I do have an issue with Solti's Mandarin recordings, though. He only ever did the Suite not the complete ballet, and although this may not matter to some, for me it's like having a recording of the first three movements only of a Beethoven symphony, in other words pretty pointless. The closing ten minutes, which are not in the suite, provide the whole point of the story, the Miraculous bit, and have some truly wonderful music that is both powerful and other-worldly. I cannot for the life of me understand why he never bothered, tastes did change, and by the time Solti recorded it for a second time, it was the absolute norm to record/perform the whole thing. And besides, he is great in the music he has recorded of the Mandarin....

My two favourite recordings are Dorati's earliest one (BBC SO - there's an earlier Suite, and his last one - Detroit - on Decca is a bit too smooth, surprisingly), on the Mercury label, and Ivan Fischer with his Budapest Festival lot on Philips.


----------



## Knorf (Jan 16, 2020)

The "Suite" (really just a bloody awful truncation) for me is always a huge let down. I recommend those interested in this piece stick to the full ballet. So much better! Sorry, Martinon. 

My favorites include Dorati for sure. But also Iván Fischer's with the Budapest Festival Orchestra is sensational, and the most crushing, savage performance of all might be Boulez/New York Phil. Definitely get the Dutton remaster of the latter, if interested! 

And Pasternack/London Symphony on Naxos is worth a shout even though it's just the "suite."


----------



## elgar's ghost (Aug 8, 2010)

I have the complete work, recorded by LPO/Franz Welser-Möst - it was a fortunate inclusion on the EMI reissue of Oliver Knussen's recording of Britten's _Prince of the Pagodas_ as it was a rare case when both works on the same discs were important gap-fillers. I can't say how well FW-M shapes up against other recordings but I'm glad to have the whole thing.


----------



## Mathias Broucek (Feb 18, 2020)

Knorf said:


> The "Suite" (really just a bloody awful truncation) for me is always a huge let down. I recommend those interested in this piece stick to the full ballet. So much better! Sorry, Martinon.
> 
> My favorites include Dorati for sure. But also Iván Fischer's with the Budapest Festival Orchestra is sensational, and the most crushing, savage performance of all might be Boulez/New York Phil. Definitely get the Dutton remaster of the latter, if interested!
> 
> And Pasternack/London Symphony on Naxos is worth a shout even though it's just the "suite."
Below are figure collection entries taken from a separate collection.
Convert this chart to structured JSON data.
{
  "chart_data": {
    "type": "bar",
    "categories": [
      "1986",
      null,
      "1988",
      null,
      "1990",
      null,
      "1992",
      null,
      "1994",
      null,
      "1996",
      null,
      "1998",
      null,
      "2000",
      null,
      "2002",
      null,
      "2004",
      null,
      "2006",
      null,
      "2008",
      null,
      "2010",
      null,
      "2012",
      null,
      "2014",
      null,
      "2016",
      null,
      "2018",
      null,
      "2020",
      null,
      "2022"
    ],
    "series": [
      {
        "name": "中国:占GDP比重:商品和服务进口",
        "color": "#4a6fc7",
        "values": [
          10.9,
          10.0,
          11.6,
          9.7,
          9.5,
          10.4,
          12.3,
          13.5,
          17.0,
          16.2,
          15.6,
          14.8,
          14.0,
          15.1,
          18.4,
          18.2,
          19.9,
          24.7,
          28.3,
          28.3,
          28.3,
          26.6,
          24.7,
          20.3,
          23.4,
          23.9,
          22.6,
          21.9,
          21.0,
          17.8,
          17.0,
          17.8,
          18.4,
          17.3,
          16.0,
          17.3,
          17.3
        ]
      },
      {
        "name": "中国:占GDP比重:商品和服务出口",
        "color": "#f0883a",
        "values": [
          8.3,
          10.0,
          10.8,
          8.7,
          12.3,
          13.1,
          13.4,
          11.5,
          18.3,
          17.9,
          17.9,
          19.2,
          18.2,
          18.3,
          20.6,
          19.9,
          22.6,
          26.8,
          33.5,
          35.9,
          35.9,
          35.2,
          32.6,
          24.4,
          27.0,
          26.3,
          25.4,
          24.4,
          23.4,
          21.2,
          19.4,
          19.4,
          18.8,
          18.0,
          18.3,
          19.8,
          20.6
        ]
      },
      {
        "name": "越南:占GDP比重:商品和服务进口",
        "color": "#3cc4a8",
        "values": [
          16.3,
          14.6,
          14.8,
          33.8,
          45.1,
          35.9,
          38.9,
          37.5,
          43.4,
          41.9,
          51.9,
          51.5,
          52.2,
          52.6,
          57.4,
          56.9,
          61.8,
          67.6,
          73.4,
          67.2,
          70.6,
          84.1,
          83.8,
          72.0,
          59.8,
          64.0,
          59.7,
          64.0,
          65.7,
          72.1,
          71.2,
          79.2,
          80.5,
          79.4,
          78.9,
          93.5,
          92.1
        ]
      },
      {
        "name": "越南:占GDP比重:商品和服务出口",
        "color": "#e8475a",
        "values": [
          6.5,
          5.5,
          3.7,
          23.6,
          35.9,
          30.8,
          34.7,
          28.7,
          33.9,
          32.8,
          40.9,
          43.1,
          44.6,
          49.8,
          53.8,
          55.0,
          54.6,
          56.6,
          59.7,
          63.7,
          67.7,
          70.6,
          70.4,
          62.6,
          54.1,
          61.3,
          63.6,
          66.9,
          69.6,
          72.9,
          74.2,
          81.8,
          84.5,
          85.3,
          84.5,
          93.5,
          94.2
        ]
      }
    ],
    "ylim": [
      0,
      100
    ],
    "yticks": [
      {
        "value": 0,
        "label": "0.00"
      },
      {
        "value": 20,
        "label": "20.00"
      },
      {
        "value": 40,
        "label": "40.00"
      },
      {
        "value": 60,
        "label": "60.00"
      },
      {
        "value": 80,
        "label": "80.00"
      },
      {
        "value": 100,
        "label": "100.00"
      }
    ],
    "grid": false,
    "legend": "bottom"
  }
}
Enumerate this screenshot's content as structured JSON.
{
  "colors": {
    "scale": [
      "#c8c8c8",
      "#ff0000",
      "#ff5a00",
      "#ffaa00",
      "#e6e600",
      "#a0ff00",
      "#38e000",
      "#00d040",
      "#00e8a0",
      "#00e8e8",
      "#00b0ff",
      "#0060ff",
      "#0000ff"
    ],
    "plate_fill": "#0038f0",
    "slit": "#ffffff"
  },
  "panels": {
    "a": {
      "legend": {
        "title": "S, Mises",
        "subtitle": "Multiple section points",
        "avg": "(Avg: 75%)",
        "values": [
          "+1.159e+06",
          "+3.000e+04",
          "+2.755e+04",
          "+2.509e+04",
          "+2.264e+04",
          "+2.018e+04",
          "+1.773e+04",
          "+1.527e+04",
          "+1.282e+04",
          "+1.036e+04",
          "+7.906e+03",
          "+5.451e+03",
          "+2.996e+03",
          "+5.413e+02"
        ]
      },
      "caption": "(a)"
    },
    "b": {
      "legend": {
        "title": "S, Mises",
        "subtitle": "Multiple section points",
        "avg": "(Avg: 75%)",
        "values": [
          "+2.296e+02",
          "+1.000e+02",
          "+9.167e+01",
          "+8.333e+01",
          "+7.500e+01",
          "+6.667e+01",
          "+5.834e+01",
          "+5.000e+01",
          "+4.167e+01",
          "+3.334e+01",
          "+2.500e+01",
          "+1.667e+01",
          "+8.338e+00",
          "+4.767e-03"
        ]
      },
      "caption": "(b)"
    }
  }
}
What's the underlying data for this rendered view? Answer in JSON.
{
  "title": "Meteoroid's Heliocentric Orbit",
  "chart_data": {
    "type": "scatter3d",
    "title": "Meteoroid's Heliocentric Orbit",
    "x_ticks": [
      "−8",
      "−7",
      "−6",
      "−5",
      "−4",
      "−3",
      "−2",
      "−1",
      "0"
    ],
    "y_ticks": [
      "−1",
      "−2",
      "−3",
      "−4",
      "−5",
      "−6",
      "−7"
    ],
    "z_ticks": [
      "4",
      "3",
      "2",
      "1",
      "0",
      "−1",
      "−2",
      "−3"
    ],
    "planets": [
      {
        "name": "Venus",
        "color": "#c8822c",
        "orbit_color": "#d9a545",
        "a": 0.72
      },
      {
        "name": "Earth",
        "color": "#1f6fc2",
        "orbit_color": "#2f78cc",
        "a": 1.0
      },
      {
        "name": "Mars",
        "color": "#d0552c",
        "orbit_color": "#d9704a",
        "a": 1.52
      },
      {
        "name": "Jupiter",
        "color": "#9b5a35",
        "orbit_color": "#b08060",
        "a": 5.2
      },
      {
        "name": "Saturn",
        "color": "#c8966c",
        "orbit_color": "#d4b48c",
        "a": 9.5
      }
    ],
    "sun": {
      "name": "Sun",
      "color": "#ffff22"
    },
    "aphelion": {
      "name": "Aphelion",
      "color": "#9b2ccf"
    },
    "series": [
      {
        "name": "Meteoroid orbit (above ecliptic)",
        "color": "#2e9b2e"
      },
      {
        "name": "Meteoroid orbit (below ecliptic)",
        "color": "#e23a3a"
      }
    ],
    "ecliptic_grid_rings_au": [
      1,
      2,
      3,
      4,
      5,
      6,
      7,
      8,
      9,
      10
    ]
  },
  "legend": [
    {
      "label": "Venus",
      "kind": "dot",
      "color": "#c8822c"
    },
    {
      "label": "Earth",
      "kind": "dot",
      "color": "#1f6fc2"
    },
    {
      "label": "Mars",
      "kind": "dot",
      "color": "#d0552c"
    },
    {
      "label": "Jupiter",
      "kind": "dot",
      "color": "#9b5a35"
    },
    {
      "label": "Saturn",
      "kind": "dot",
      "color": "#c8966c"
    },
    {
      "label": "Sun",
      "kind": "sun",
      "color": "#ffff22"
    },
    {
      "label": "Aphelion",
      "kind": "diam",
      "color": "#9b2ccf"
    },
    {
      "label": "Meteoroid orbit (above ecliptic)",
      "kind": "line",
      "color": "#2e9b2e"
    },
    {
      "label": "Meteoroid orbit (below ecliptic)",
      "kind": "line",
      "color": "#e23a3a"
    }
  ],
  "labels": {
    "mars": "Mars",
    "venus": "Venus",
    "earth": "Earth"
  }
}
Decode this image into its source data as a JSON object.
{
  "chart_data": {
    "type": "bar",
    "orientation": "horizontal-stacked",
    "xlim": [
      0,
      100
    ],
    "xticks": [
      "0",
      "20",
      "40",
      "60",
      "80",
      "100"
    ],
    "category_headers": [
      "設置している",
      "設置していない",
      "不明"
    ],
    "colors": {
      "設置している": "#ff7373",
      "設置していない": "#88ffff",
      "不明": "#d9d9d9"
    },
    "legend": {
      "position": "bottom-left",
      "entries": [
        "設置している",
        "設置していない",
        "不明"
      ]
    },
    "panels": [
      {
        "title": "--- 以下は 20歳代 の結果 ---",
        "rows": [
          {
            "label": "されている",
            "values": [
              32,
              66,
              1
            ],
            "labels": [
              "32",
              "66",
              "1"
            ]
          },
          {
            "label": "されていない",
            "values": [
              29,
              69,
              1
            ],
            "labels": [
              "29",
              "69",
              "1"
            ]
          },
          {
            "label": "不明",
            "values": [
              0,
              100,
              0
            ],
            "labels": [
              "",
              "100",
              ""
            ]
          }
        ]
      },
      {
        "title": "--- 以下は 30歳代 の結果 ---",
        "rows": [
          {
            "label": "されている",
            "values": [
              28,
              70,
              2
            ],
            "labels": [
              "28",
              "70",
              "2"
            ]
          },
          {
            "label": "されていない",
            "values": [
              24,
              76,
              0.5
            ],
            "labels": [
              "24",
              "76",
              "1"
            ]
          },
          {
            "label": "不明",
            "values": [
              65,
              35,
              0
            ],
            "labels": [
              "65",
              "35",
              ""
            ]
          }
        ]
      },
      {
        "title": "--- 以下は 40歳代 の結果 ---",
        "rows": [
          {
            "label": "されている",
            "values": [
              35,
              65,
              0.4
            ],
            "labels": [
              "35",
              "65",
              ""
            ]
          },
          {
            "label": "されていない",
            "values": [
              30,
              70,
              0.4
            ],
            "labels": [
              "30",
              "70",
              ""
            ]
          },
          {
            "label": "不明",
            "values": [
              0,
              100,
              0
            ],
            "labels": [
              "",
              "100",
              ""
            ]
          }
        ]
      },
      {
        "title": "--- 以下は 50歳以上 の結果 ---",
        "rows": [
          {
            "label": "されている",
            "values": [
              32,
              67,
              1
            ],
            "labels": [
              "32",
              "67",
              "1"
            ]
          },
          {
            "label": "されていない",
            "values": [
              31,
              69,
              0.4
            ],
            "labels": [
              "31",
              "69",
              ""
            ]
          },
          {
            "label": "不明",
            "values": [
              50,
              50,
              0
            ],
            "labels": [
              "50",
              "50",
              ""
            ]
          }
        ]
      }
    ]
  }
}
Amen to the suite being poor... Another vote for Boulez for me.


----------



## Knorf (Jan 16, 2020)

Incidentally, the Boulez/CSO _Mandarin_ is good, too: very rich and detailed, but just not quite as intensely rhythmic and savage as the New York account.


----------



## jegreenwood (Dec 25, 2015)

Knorf said:


> The "Suite" (really just a bloody awful truncation) for me is always a huge let down. I recommend those interested in this piece stick to the full ballet. So much better! Sorry, Martinon.
> 
> My favorites include Dorati for sure. But also Iván Fischer's with the Budapest Festival Orchestra is sensational, and the most crushing, savage performance of all might be Boulez/New York Phil. Definitely get the Dutton remaster of the latter, if interested!
> 
> And Pasternack/London Symphony on Naxos is worth a shout even though it's just the "suite."


I have the Boulez/NYPhil as a Sony SACD (paired with the Concerto for Orchestra). From the cover art, it appears it's from the quadraphonic era, and the orchestra is spread out over all four channels. Alas, I don't have a surround system, so I've only listened to it in stereo. Has anyone ever heard it in multi-channel?


----------



## Heck148 (Oct 27, 2016)

I remember hearing the Boulez/NYPO complete when it came out...I don't recall the complete being that much better than the suite, which, imo, is s real knockout number....I guess I should give the complete version another listen....Martinon and Kertesz are very convincing with the suite....they certainly "sell it"...


----------